While Netflix said the new policy will help it improve revenue growth, sophomore Divya Gandhi said the fee is especially unfair for families with children in college and will leave many frustrated users unsatisfied with their subscription.
“People are going to get (so) fed up with having to pay extra that they’re going to quit altogether,” Gandhi said.
Sophomore Oliver Levine said although this sharing fee may increase subscriptions in the short term, long-term consumer loyalty will decrease.
“I do think password sharing will increase subscriber count,” Levine said. “But being able to password share to a friend outside of your house is definitely one of those things that makes people think, ‘Oh hey, this company is at least nice to me.’”
Levine said a negative opinion of Netflix could also be a deciding factor in whether or not someone continues their subscription.
And senior Ariana Cao said since there are so many other competing streaming services, Netflix should be careful about how it treats current customers, even though she said the company’s prominence gives it an advantage over its competitors.
“Netflix is like a basis of our pop culture,” Cao said. “A lot of other streaming services have good shows, but it’s just not as many as Netflix.”
Levine also said each streaming service’s own unique variety of programs decreases the need for others.
“TV networks are spinning off their own streaming services … which devalues every other streaming service because you’re paying the same amount of money for less value,” Levine said.

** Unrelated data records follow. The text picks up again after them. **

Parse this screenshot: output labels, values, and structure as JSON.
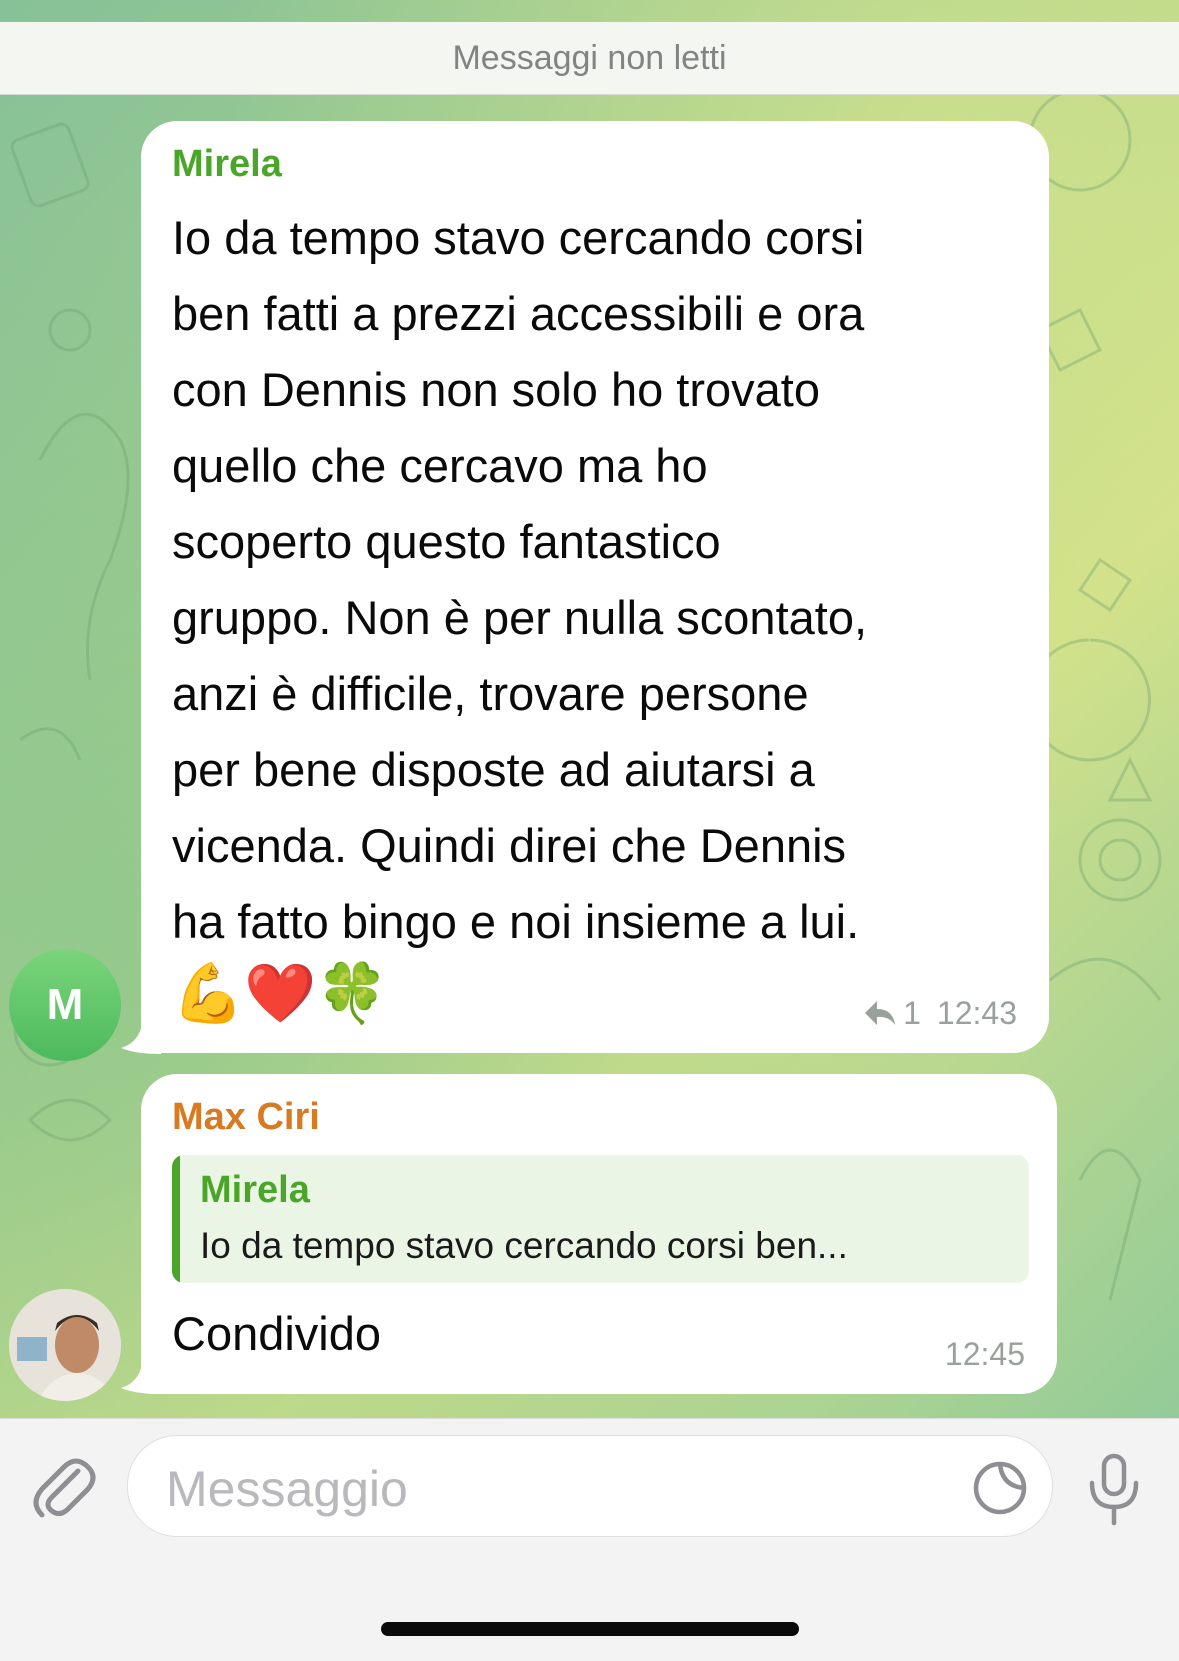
{
  "unread_divider": "Messaggi non letti",
  "messages": [
    {
      "sender": "Mirela",
      "sender_color": "#4aa628",
      "avatar_initial": "M",
      "text_lines": [
        "Io da tempo stavo cercando corsi",
        "ben fatti a prezzi accessibili e ora",
        "con Dennis non solo ho trovato",
        "quello che cercavo ma ho",
        "scoperto questo fantastico",
        "gruppo. Non è per nulla scontato,",
        "anzi è difficile, trovare persone",
        "per bene disposte ad aiutarsi a",
        "vicenda. Quindi direi che Dennis",
        "ha fatto bingo e noi insieme a lui."
      ],
      "emoji": "💪❤️🍀",
      "reply_count": "1",
      "time": "12:43"
    },
    {
      "sender": "Max Ciri",
      "sender_color": "#d77a22",
      "reply_to": {
        "sender": "Mirela",
        "snippet": "Io da tempo stavo cercando corsi ben..."
      },
      "text": "Condivido",
      "time": "12:45"
    }
  ],
  "composer": {
    "placeholder": "Messaggio",
    "attach_icon": "paperclip-icon",
    "sticker_icon": "sticker-icon",
    "mic_icon": "microphone-icon"
  },
  "colors": {
    "quote_bar": "#4aa628",
    "quote_bg": "#eaf5e6",
    "avatar_green": "#5cc468"
  }
}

But Economics teacher Grant Blackburn said he thinks implementing the sharing fee is a necessary step for Netflix’s business model.

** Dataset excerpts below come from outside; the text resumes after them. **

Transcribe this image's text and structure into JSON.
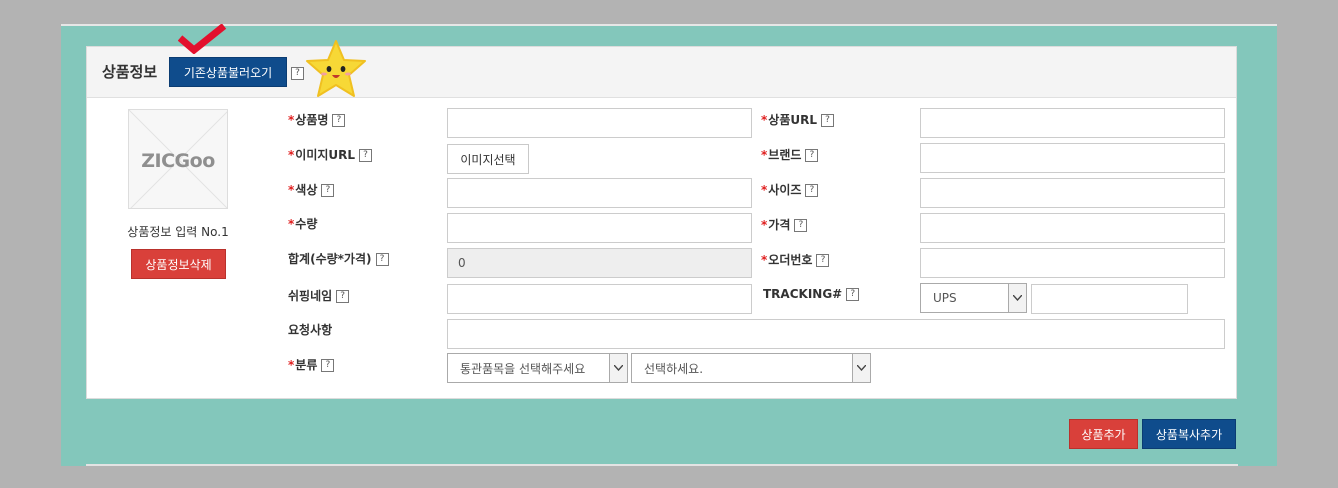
{
  "panel": {
    "title": "상품정보",
    "load_button": "기존상품불러오기",
    "help": "?"
  },
  "left": {
    "logo": "ZICGoo",
    "entry_no": "상품정보 입력 No.1",
    "delete_button": "상품정보삭제"
  },
  "fields": {
    "product_name": "상품명",
    "product_url": "상품URL",
    "image_url": "이미지URL",
    "image_select": "이미지선택",
    "brand": "브랜드",
    "color": "색상",
    "size": "사이즈",
    "quantity": "수량",
    "price": "가격",
    "total": "합계(수량*가격)",
    "total_value": "0",
    "order_no": "오더번호",
    "shipping_name": "쉬핑네임",
    "tracking": "TRACKING#",
    "tracking_carrier": "UPS",
    "request": "요청사항",
    "category": "분류",
    "category_customs": "통관품목을 선택해주세요",
    "category_select": "선택하세요."
  },
  "actions": {
    "add_product": "상품추가",
    "copy_add_product": "상품복사추가"
  },
  "colors": {
    "background": "#b3b3b3",
    "teal": "#83c7bb",
    "primary_blue": "#0f4c8c",
    "danger_red": "#d9403a",
    "required_star": "#e02020"
  }
}
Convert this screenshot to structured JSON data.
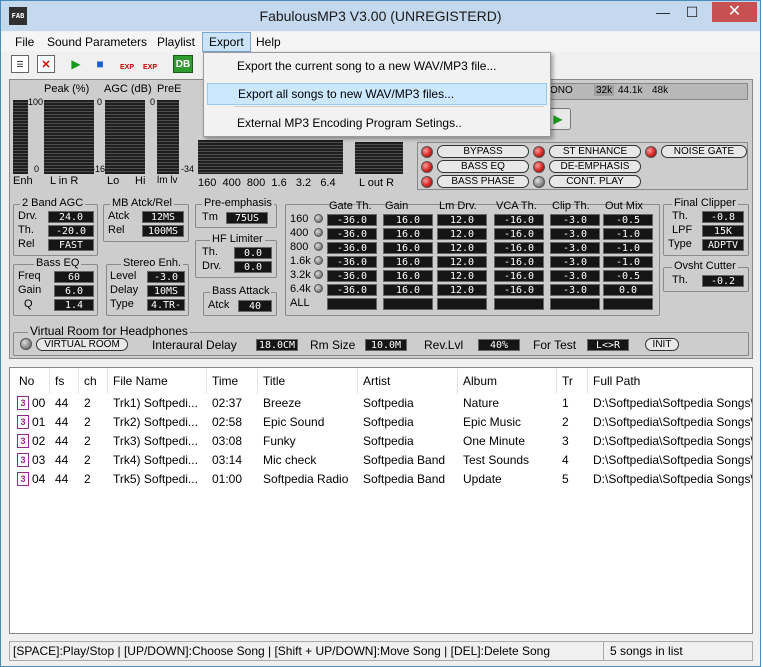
{
  "window": {
    "title": "FabulousMP3 V3.00 (UNREGISTERD)",
    "icon_text": "FAB",
    "minimize": "—",
    "maximize": "☐",
    "close": "✕"
  },
  "menu": {
    "file": "File",
    "sound": "Sound Parameters",
    "playlist": "Playlist",
    "export": "Export",
    "help": "Help"
  },
  "export_menu": {
    "item1": "Export the current song to a new WAV/MP3 file...",
    "item2": "Export all songs to new WAV/MP3 files...",
    "item3": "External MP3 Encoding Program Setings.."
  },
  "toolbar": {
    "db": "DB",
    "exp": "EXP"
  },
  "meters": {
    "peak": "Peak (%)",
    "agc": "AGC (dB)",
    "pree": "PreE",
    "s100": "100",
    "s0": "0",
    "sm16": "-16",
    "sm34": "-34",
    "enh": "Enh",
    "lin": "L  in  R",
    "lo": "Lo",
    "hi": "Hi",
    "lmlv": "lm lv",
    "bands": "160  400  800  1.6   3.2   6.4",
    "lout": "L  out  R",
    "mono": "ONO",
    "r32": "32k",
    "r441": "44.1k",
    "r48": "48k"
  },
  "switches": {
    "bypass": "BYPASS",
    "st_enhance": "ST ENHANCE",
    "noise_gate": "NOISE GATE",
    "bass_eq": "BASS EQ",
    "de_emphasis": "DE-EMPHASIS",
    "bass_phase": "BASS PHASE",
    "cont_play": "CONT. PLAY"
  },
  "agc2": {
    "title": "2 Band AGC",
    "drv_l": "Drv.",
    "drv": "24.0",
    "th_l": "Th.",
    "th": "-20.0",
    "rel_l": "Rel",
    "rel": "FAST"
  },
  "mbatck": {
    "title": "MB Atck/Rel",
    "atck_l": "Atck",
    "atck": "12MS",
    "rel_l": "Rel",
    "rel": "100MS"
  },
  "preemph": {
    "title": "Pre-emphasis",
    "tm_l": "Tm",
    "tm": "75US"
  },
  "hflim": {
    "title": "HF Limiter",
    "th_l": "Th.",
    "th": "0.0",
    "drv_l": "Drv.",
    "drv": "0.0"
  },
  "basseq": {
    "title": "Bass EQ",
    "freq_l": "Freq",
    "freq": "60",
    "gain_l": "Gain",
    "gain": "6.0",
    "q_l": "Q",
    "q": "1.4"
  },
  "stereo": {
    "title": "Stereo Enh.",
    "level_l": "Level",
    "level": "-3.0",
    "delay_l": "Delay",
    "delay": "10MS",
    "type_l": "Type",
    "type": "4.TR-"
  },
  "bassatk": {
    "title": "Bass Attack",
    "atck_l": "Atck",
    "atck": "40"
  },
  "multiband": {
    "headers": [
      "Gate Th.",
      "Gain",
      "Lm Drv.",
      "VCA Th.",
      "Clip Th.",
      "Out Mix"
    ],
    "bands": [
      "160",
      "400",
      "800",
      "1.6k",
      "3.2k",
      "6.4k",
      "ALL"
    ],
    "rows": [
      [
        "-36.0",
        "16.0",
        "12.0",
        "-16.0",
        "-3.0",
        "-0.5"
      ],
      [
        "-36.0",
        "16.0",
        "12.0",
        "-16.0",
        "-3.0",
        "-1.0"
      ],
      [
        "-36.0",
        "16.0",
        "12.0",
        "-16.0",
        "-3.0",
        "-1.0"
      ],
      [
        "-36.0",
        "16.0",
        "12.0",
        "-16.0",
        "-3.0",
        "-1.0"
      ],
      [
        "-36.0",
        "16.0",
        "12.0",
        "-16.0",
        "-3.0",
        "-0.5"
      ],
      [
        "-36.0",
        "16.0",
        "12.0",
        "-16.0",
        "-3.0",
        "0.0"
      ]
    ]
  },
  "clipper": {
    "title": "Final Clipper",
    "th_l": "Th.",
    "th": "-0.8",
    "lpf_l": "LPF",
    "lpf": "15K",
    "type_l": "Type",
    "type": "ADPTV"
  },
  "ovshoot": {
    "title": "Ovsht Cutter",
    "th_l": "Th.",
    "th": "-0.2"
  },
  "vroom": {
    "title": "Virtual Room for Headphones",
    "btn": "VIRTUAL ROOM",
    "id_l": "Interaural Delay",
    "id": "18.0CM",
    "rm_l": "Rm Size",
    "rm": "10.0M",
    "rev_l": "Rev.Lvl",
    "rev": "40%",
    "ft_l": "For Test",
    "ft": "L<>R",
    "init": "INIT"
  },
  "playlist": {
    "columns": [
      "No",
      "fs",
      "ch",
      "File Name",
      "Time",
      "Title",
      "Artist",
      "Album",
      "Tr",
      "Full Path"
    ],
    "rows": [
      [
        "00",
        "44",
        "2",
        "Trk1) Softpedi...",
        "02:37",
        "Breeze",
        "Softpedia",
        "Nature",
        "1",
        "D:\\Softpedia\\Softpedia Songs\\"
      ],
      [
        "01",
        "44",
        "2",
        "Trk2) Softpedi...",
        "02:58",
        "Epic Sound",
        "Softpedia",
        "Epic Music",
        "2",
        "D:\\Softpedia\\Softpedia Songs\\"
      ],
      [
        "02",
        "44",
        "2",
        "Trk3) Softpedi...",
        "03:08",
        "Funky",
        "Softpedia",
        "One Minute",
        "3",
        "D:\\Softpedia\\Softpedia Songs\\"
      ],
      [
        "03",
        "44",
        "2",
        "Trk4) Softpedi...",
        "03:14",
        "Mic check",
        "Softpedia Band",
        "Test Sounds",
        "4",
        "D:\\Softpedia\\Softpedia Songs\\"
      ],
      [
        "04",
        "44",
        "2",
        "Trk5) Softpedi...",
        "01:00",
        "Softpedia Radio",
        "Softpedia Band",
        "Update",
        "5",
        "D:\\Softpedia\\Softpedia Songs\\"
      ]
    ],
    "icon_glyph": "3"
  },
  "status": {
    "hint": "[SPACE]:Play/Stop | [UP/DOWN]:Choose Song | [Shift + UP/DOWN]:Move Song | [DEL]:Delete Song",
    "count": "5 songs in list"
  }
}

“They have to figure out a way to monetize their consumer base, and they can’t just let everybody jump onto one password,” Blackburn said. “Otherwise, Netflix goes away.”
But Cao said instead of increasing fees, Netflix should resolve the profit issue by listening to users for input on which programs to renew and cancel.
“They need to renew shows that people really love and that everyone’s buying (Netflix) for,” Cao said.
Blackburn, though, said Netflix and other streaming services have a tough trade-off to make between costly features and keeping subscribers. Ultimately, he said the success of cracking down on password sharing will depend on Netflix’s ability to provide for their consumers.
Blackburn said, “At the end of the day, if (Netflix) has something that you want, you’re going to be willing to pay for it and Netflix has to deliver.”